To the sounds of her greatest hit You Don't Have to Say You Love Me, a crowd of well-wishers and fans watched as a horse-drawn carriage brought her coffin to a church in the riverside town of Henley-on-Thames, west of London, where she lived for the past six years. A bouquet of flowers on the coffin spelled out "Dusty".
Pop singers Elvis Costello, Kiki Dee and Lulu attended the service.
Meanwhile, Hollywood actors Tom Cruise and Nicole Kidman were among mourners gathering to pay their last respects to legendary film director Stanley Kubrick at his funeral near St Albans, Hertfordshire. Kubrick died at the age of 70 last Sunday.
World-renowned Russian cellist and conductor Mstislav Rostropo- vich has said in an interview that he would give no more performances in his native land because he was not appreciated there.

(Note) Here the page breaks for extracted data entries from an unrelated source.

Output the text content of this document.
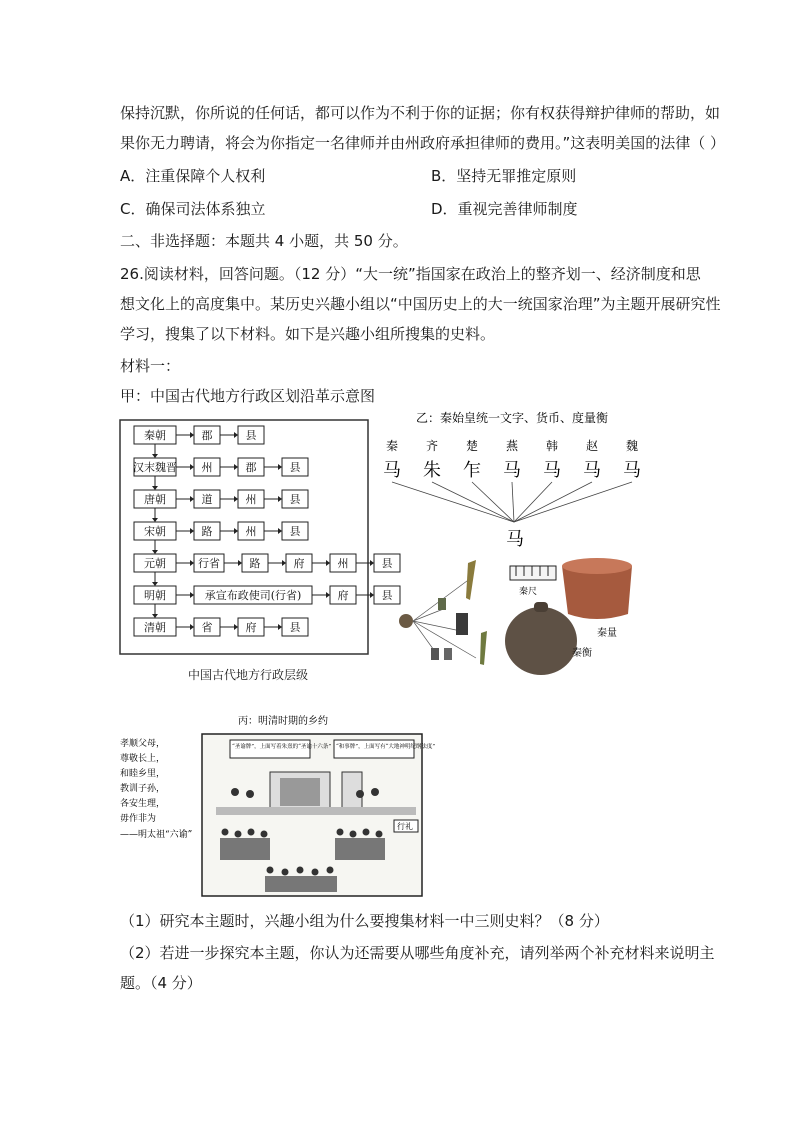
保持沉默，你所说的任何话，都可以作为不利于你的证据；你有权获得辩护律师的帮助，如
果你无力聘请，将会为你指定一名律师并由州政府承担律师的费用。”这表明美国的法律（ ）
A．注重保障个人权利	B．坚持无罪推定原则
C．确保司法体系独立	D．重视完善律师制度
二、非选择题：本题共 4 小题，共 50 分。
26.阅读材料，回答问题。（12 分）“大一统”指国家在政治上的整齐划一、经济制度和思
想文化上的高度集中。某历史兴趣小组以“中国历史上的大一统国家治理”为主题开展研究性
学习，搜集了以下材料。如下是兴趣小组所搜集的史料。
材料一：
甲：中国古代地方行政区划沿革示意图
秦朝	郡	县
汉末魏晋 州	郡	县
唐朝	道	州	县
宋朝	路	州	县
元朝	行省	路	府	州	县
明朝	承宣布政使司(行省)	府	县
清朝	省	府	县
中国古代地方行政层级
乙：秦始皇统一文字、货币、度量衡
秦
马
齐
朱
楚
乍
燕
马
韩
马
赵
马
魏
马
马
秦尺
秦量
秦衡
丙：明清时期的乡约
孝顺父母，
尊敬长上，
和睦乡里，
教训子孙，
各安生理，
毋作非为
——明太祖“六谕”
“圣谕牌”，上面写着朱熹的“圣谕十六条” “和事牌”，上面写有“大地神明纪纲法度”
行礼
（1）研究本主题时，兴趣小组为什么要搜集材料一中三则史料？（8 分）
（2）若进一步探究本主题，你认为还需要从哪些角度补充，请列举两个补充材料来说明主
题。（4 分）
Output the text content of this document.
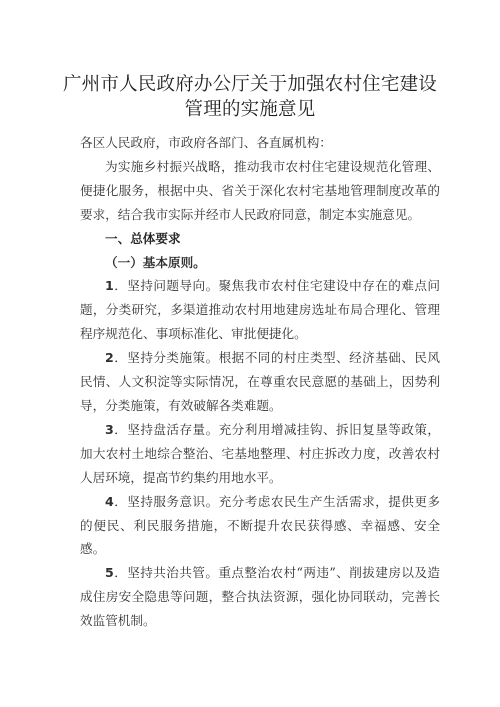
广州市人民政府办公厅关于加强农村住宅建设
管理的实施意见

各区人民政府，市政府各部门、各直属机构：

为实施乡村振兴战略，推动我市农村住宅建设规范化管理、便捷化服务，根据中央、省关于深化农村宅基地管理制度改革的要求，结合我市实际并经市人民政府同意，制定本实施意见。

一、总体要求

（一）基本原则。

1．坚持问题导向。聚焦我市农村住宅建设中存在的难点问题，分类研究，多渠道推动农村用地建房选址布局合理化、管理程序规范化、事项标准化、审批便捷化。

2．坚持分类施策。根据不同的村庄类型、经济基础、民风民情、人文积淀等实际情况，在尊重农民意愿的基础上，因势利导，分类施策，有效破解各类难题。

3．坚持盘活存量。充分利用增减挂钩、拆旧复垦等政策，加大农村土地综合整治、宅基地整理、村庄拆改力度，改善农村人居环境，提高节约集约用地水平。

4．坚持服务意识。充分考虑农民生产生活需求，提供更多的便民、利民服务措施，不断提升农民获得感、幸福感、安全感。

5．坚持共治共管。重点整治农村“两违”、削拔建房以及造成住房安全隐患等问题，整合执法资源，强化协同联动，完善长效监管机制。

Rostropovich, a friend of President Boris Yeltsin and Nobel Prize-winning author Alexander Solzhenitsyn, said he had been stung by critics who accused him of "fastening onto any opportunity" to come and play in Russia.
The Paris-based Rostropovich told the weekly newspaper Vek: "I shall perform only where people want to listen to me and listen to me with pleasure, not where I am dismissed as `finished'."
The mighty Elvis Presley Enterprises yesterday lost the latest round of a David-and-Goliath legal wrangle to stop a London trader from using the "king's" name on his souvenirs.
Three judges at the Court of Appeal in London rejected a challenge by EPE, of Memphis, Tennessee, to an earlier court ruling in favour of Sid Shaw, who runs a memorabilia shop called Elvisly Yours in London's Piccadilly Circus.
A jubilant Mr Shaw said: "In history David beat Goliath once - I have had to do it twice."